To move is to extend body into another place.
To move is to take up space.
To move is to spread language like slow-churned butter onto walls and over potholes and between bricks on buildings.
To move is to understand where you began and where you have lead yourself.
Recently, I have relocated. Not to a faraway land, but a different part of a familiar borough. With ceilings far longer than arms’ reach and backyard and sun drenched walls. With built-in bookcases by fairy-tale landlord. With smells of poetry and granola wafting within each room.

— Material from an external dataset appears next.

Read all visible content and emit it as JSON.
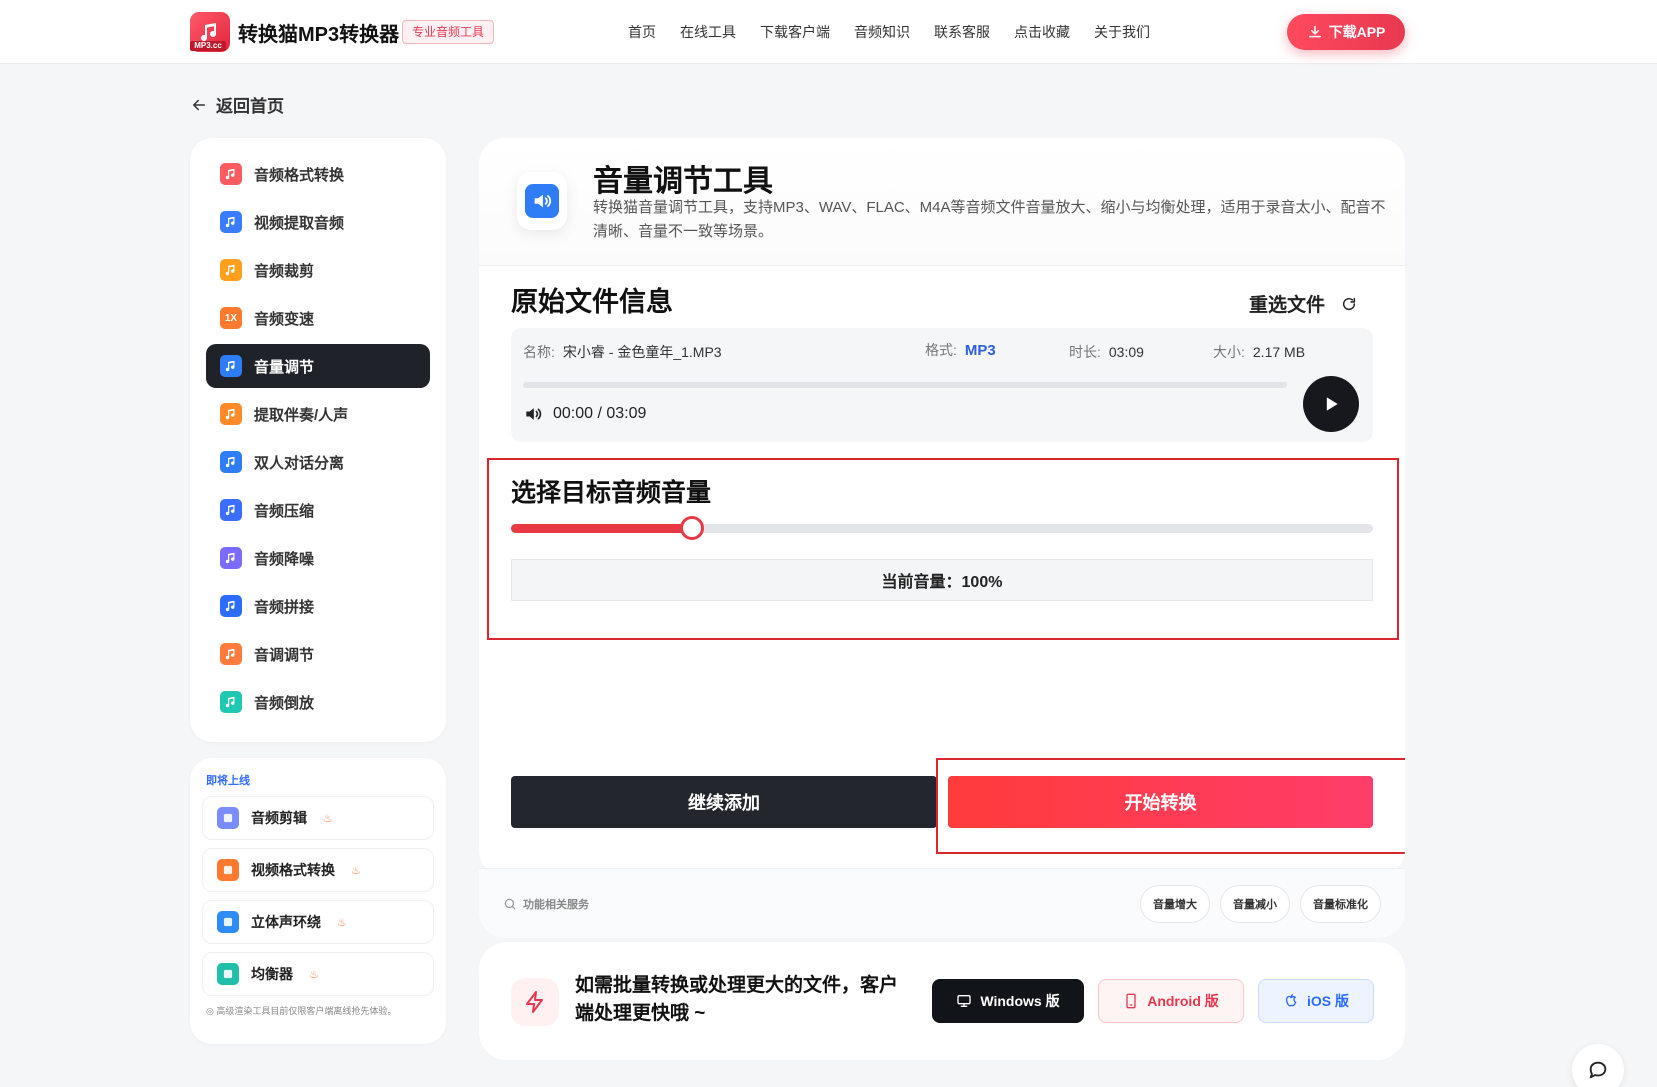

As I packed in preparation for this new space, I found myself touching everything I own and asking why it still exists. In the land of New York where closets are deemed as “an extra bedroom” and square footage is comparable to some people’s weights, it can be difficult to hold onto things. So, I created piles: to keep, to give away, to leave behind.
I come from a long lineage of “hoarders”. But please do not be mistaken. We are of a people not fit for television reality show; instead, we hoard memories. And the dust that gathers on recollections can be fierce and overpowering.
Just yesterday, my too-good-to-be-true-but-he-is landlord spoke this advice: Sometimes it’s important to just let go of things. Ask yourself if you are ‘in need of it’ or if ‘it defines you’. And what that even means. In the end, sometimes it’s best to just photograph the ‘memory’. Because even if you throw ‘it’ away, the memory still exists. No garbage can can take that away.